Wait, what? I’ve realized that in taking steps to prepare for The Real World, we spend at least a quarter of a century in Preparation Mode; that is, outside The Real World. So where are we, anyway?


I submit that The Real World begins at birth. We’re on this earth to have valuable life experiences, and to say that what takes place before getting your Doctorate isn’t real is to undermine God’s plan. Maybe I’m not working 40 hours a week. Maybe my students don’t have as many responsibilities now as they will someday. Maybe the High School senior still lives at home. (Heaven forbid!) But I don’t think any of those qualities remove reality from the world.

A voluntary raise of hands from my third graders told me that roughly 70% of my class has had or currently has a parent or parents in prison. To my knowledge, at least 25% of my students don’t live with both parents. If that’s not real life, I don’t know what is.


The world kids live in is cold and hard and REAL, and I think we’re doing them a disservice by always harping on about The Real World and how different and great and scary and the same and new and messed up it is.
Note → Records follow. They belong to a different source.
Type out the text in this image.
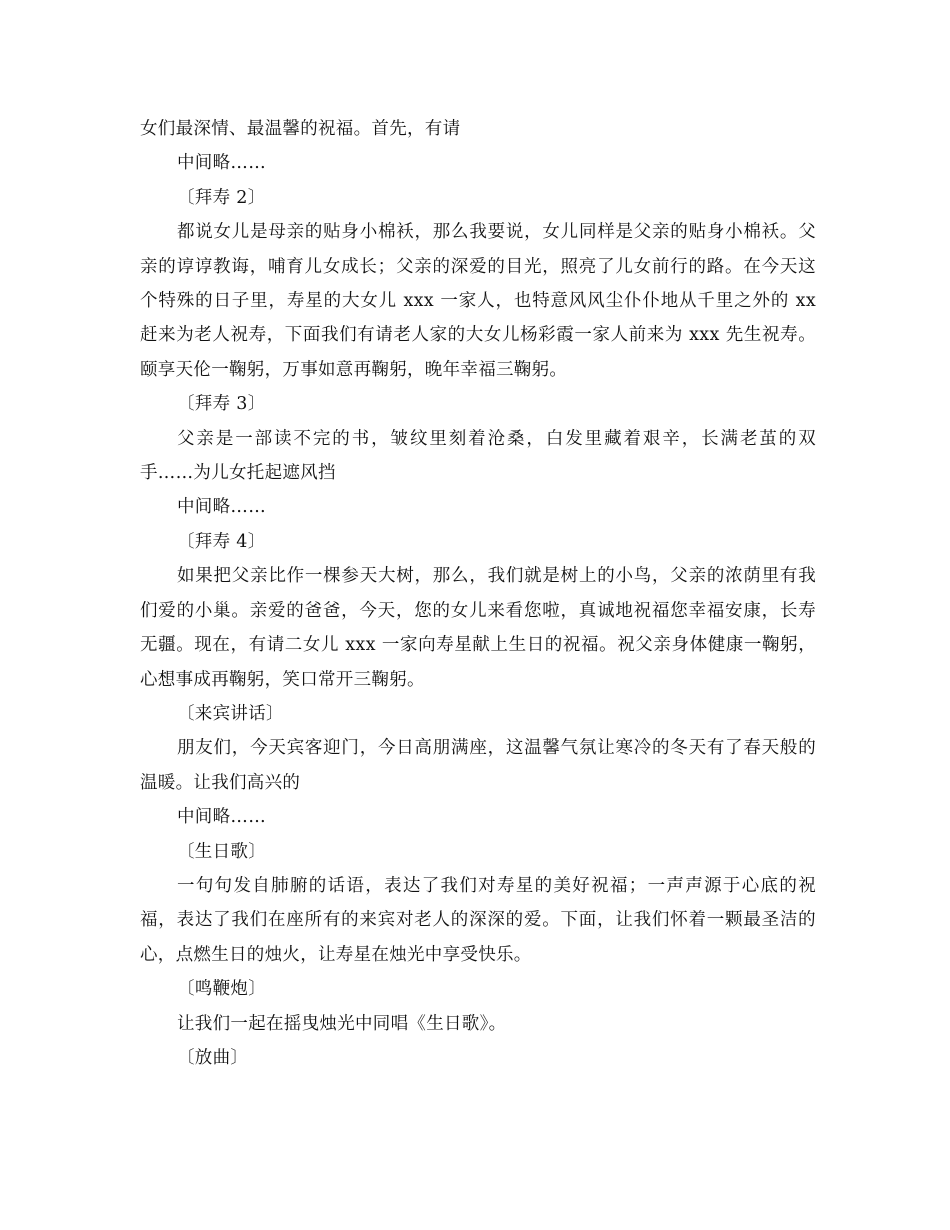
女们最深情、最温馨的祝福。首先，有请

中间略……

〔拜寿 2〕

都说女儿是母亲的贴身小棉袄，那么我要说，女儿同样是父亲的贴身小棉袄。父亲的谆谆教诲，哺育儿女成长；父亲的深爱的目光，照亮了儿女前行的路。在今天这个特殊的日子里，寿星的大女儿 xxx 一家人，也特意风风尘仆仆地从千里之外的 xx 赶来为老人祝寿，下面我们有请老人家的大女儿杨彩霞一家人前来为 xxx 先生祝寿。颐享天伦一鞠躬，万事如意再鞠躬，晚年幸福三鞠躬。

〔拜寿 3〕

父亲是一部读不完的书，皱纹里刻着沧桑，白发里藏着艰辛，长满老茧的双手……为儿女托起遮风挡

中间略……

〔拜寿 4〕

如果把父亲比作一棵参天大树，那么，我们就是树上的小鸟，父亲的浓荫里有我们爱的小巢。亲爱的爸爸，今天，您的女儿来看您啦，真诚地祝福您幸福安康，长寿无疆。现在，有请二女儿 xxx 一家向寿星献上生日的祝福。祝父亲身体健康一鞠躬，心想事成再鞠躬，笑口常开三鞠躬。

〔来宾讲话〕

朋友们，今天宾客迎门，今日高朋满座，这温馨气氛让寒冷的冬天有了春天般的温暖。让我们高兴的

中间略……

〔生日歌〕

一句句发自肺腑的话语，表达了我们对寿星的美好祝福；一声声源于心底的祝福，表达了我们在座所有的来宾对老人的深深的爱。下面，让我们怀着一颗最圣洁的心，点燃生日的烛火，让寿星在烛光中享受快乐。

〔鸣鞭炮〕

让我们一起在摇曳烛光中同唱《生日歌》。

〔放曲〕
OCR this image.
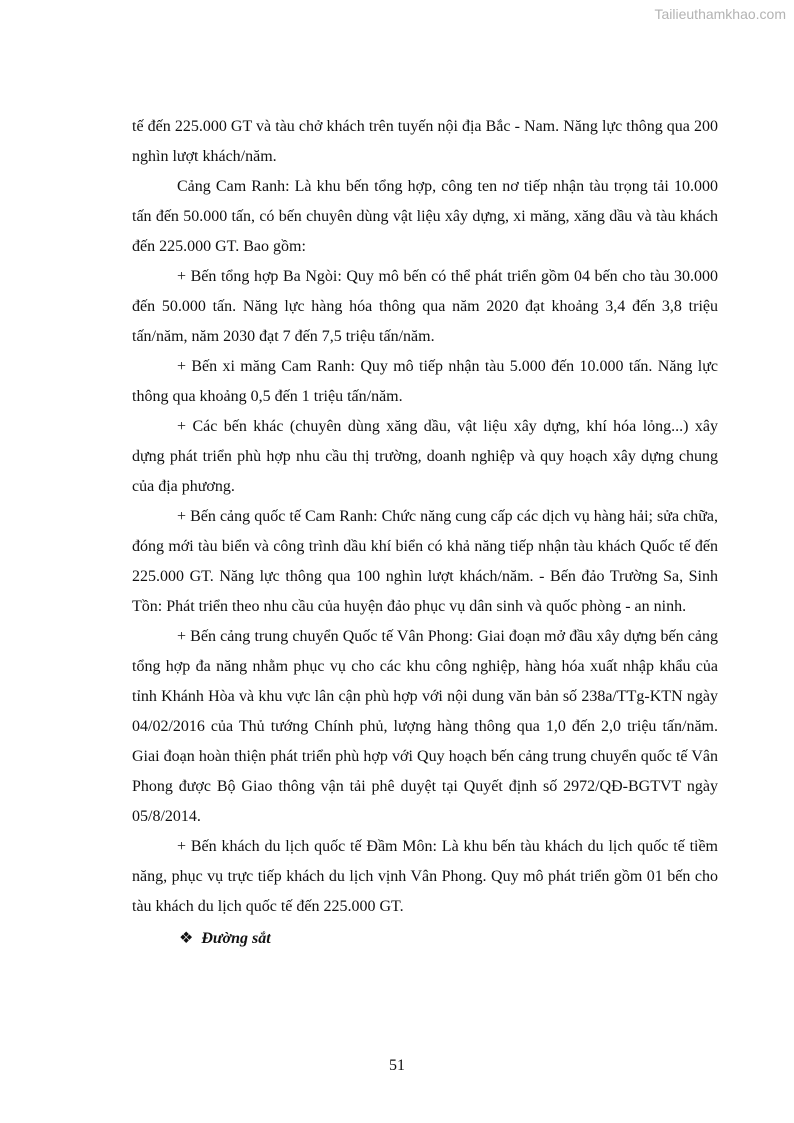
Tailieuthamkhao.com

tế đến 225.000 GT và tàu chở khách trên tuyến nội địa Bắc - Nam. Năng lực thông qua 200 nghìn lượt khách/năm.

Cảng Cam Ranh: Là khu bến tổng hợp, công ten nơ tiếp nhận tàu trọng tải 10.000 tấn đến 50.000 tấn, có bến chuyên dùng vật liệu xây dựng, xi măng, xăng dầu và tàu khách đến 225.000 GT. Bao gồm:

+ Bến tổng hợp Ba Ngòi: Quy mô bến có thể phát triển gồm 04 bến cho tàu 30.000 đến 50.000 tấn. Năng lực hàng hóa thông qua năm 2020 đạt khoảng 3,4 đến 3,8 triệu tấn/năm, năm 2030 đạt 7 đến 7,5 triệu tấn/năm.

+ Bến xi măng Cam Ranh: Quy mô tiếp nhận tàu 5.000 đến 10.000 tấn. Năng lực thông qua khoảng 0,5 đến 1 triệu tấn/năm.

+ Các bến khác (chuyên dùng xăng dầu, vật liệu xây dựng, khí hóa lỏng...) xây dựng phát triển phù hợp nhu cầu thị trường, doanh nghiệp và quy hoạch xây dựng chung của địa phương.

+ Bến cảng quốc tế Cam Ranh: Chức năng cung cấp các dịch vụ hàng hải; sửa chữa, đóng mới tàu biển và công trình dầu khí biển có khả năng tiếp nhận tàu khách Quốc tế đến 225.000 GT. Năng lực thông qua 100 nghìn lượt khách/năm. - Bến đảo Trường Sa, Sinh Tồn: Phát triển theo nhu cầu của huyện đảo phục vụ dân sinh và quốc phòng - an ninh.

+ Bến cảng trung chuyển Quốc tế Vân Phong: Giai đoạn mở đầu xây dựng bến cảng tổng hợp đa năng nhằm phục vụ cho các khu công nghiệp, hàng hóa xuất nhập khẩu của tỉnh Khánh Hòa và khu vực lân cận phù hợp với nội dung văn bản số 238a/TTg-KTN ngày 04/02/2016 của Thủ tướng Chính phủ, lượng hàng thông qua 1,0 đến 2,0 triệu tấn/năm. Giai đoạn hoàn thiện phát triển phù hợp với Quy hoạch bến cảng trung chuyển quốc tế Vân Phong được Bộ Giao thông vận tải phê duyệt tại Quyết định số 2972/QĐ-BGTVT ngày 05/8/2014.

+ Bến khách du lịch quốc tế Đầm Môn: Là khu bến tàu khách du lịch quốc tế tiềm năng, phục vụ trực tiếp khách du lịch vịnh Vân Phong. Quy mô phát triển gồm 01 bến cho tàu khách du lịch quốc tế đến 225.000 GT.

❖ Đường sắt

51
They don’t need to hear that. They’re living in it.

LIFE is The Real World. Every experience we have is significant, no matter how old we are, or what state of life we find ourselves.

2 thoughts on “Real Life”

  1. I don’t think that the idea behind labeling adult life as the “real world” isn’t to say when a person will have meaningful life experiences. We all know that childhood and adolescences are full of them. But rather the point of using the phrase “the real world” is to differentiate the typical, relatively carefree life of a child vs. an adult trying to manage their job and family life in order to feed, clothe, and house them while paying taxes, taking care of bills, and working as much as they can. Of course, every metaphor has its limitations and a lot of kids have to grow up pretty fast, such as the kids in your classroom. But I would guess that the majority of kids don’t have to go through things as traumatic as that, and so I would say that the “real world” moniker is correct.